Multianalyte microspot immunoassay--microanalytical "compact disk" of the future

Abstract

Abstract Throughout the 1970s, controversy centered both on immunoassay "sensitivity" per se and on the relative sensitivities of labeled antibody (Ab) and labeled analyte methods. Our theoretical studies revealed that RIA sensitivities could be surpassed only by the use of very high-specificity nonisotopic labels in "noncompetitive" designs, preferably with monoclonal antibodies. The time-resolved fluorescence methodology known as DELFIA--developed in collaboration with LKB/Wallac--represented the first commercial "ultrasensitive" nonisotopic technique based on these theoretical insights, the same concepts being subsequently adopted in comparable methodologies relying on the use of chemiluminescent and enzyme labels.

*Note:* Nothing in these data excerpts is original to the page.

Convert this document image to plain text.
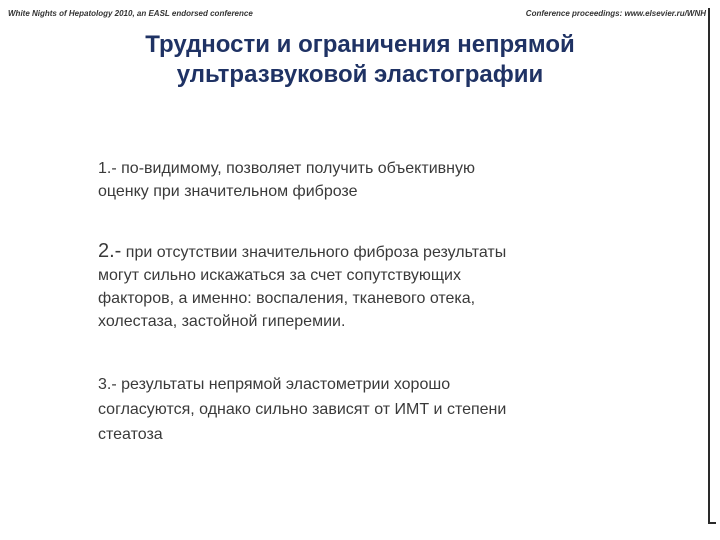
White Nights of Hepatology 2010, an EASL endorsed conference	Conference proceedings: www.elsevier.ru/WNH
Трудности и ограничения непрямой
ультразвуковой эластографии

1.- по-видимому, позволяет получить объективную
оценку при значительном фиброзе

2.- при отсутствии значительного фиброза результаты
могут сильно искажаться за счет сопутствующих
факторов, а именно: воспаления, тканевого отека,
холестаза, застойной гиперемии.

3.- результаты непрямой эластометрии хорошо
согласуются, однако сильно зависят от ИМТ и степени
стеатоза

However, high-specific-activity labels also permit the development of "multianalyte" immunoassay systems combining ultrasensitivity with the simultaneous measurement of tens, hundreds, or thousands of analytes in a small biological sample. This possibility relies on simple, albeit hitherto-unexploited, physicochemical concepts. The first is that all immunoassays rely on the measurement of Ab occupancy by analyte. The second is that, provided the Ab concentration used is "vanishingly small," fractional Ab occupancy is independent of both Ab concentration and sample volume. This leads to the notion of "ratiometric" immunoassay, involving measurement of the ratio of signals (e.g., fluorescent signals) emitted by two labeled Abs, the first (a "sensor" Ab) deposited as a microspot on a solid support, the second (a "developing" Ab) directed against either occupied or unoccupied binding sites of the sensor Ab. Our preliminary studies of this approach have relied on a dual-channel scanning-laser confocal microscope, permitting microspots of area 100 microns 2 or less to be analyzed, and implying that an array of 10(6) Ab-containing microspots, each directed against a different analyte, could, in principle, be accommodated on an area of 1 cm2. Although measurement of such analyte numbers is unlikely ever to be required, the ability to analyze biological fluids for a wide spectrum of analystes is likely to transform immunodiagnostics in the next decade.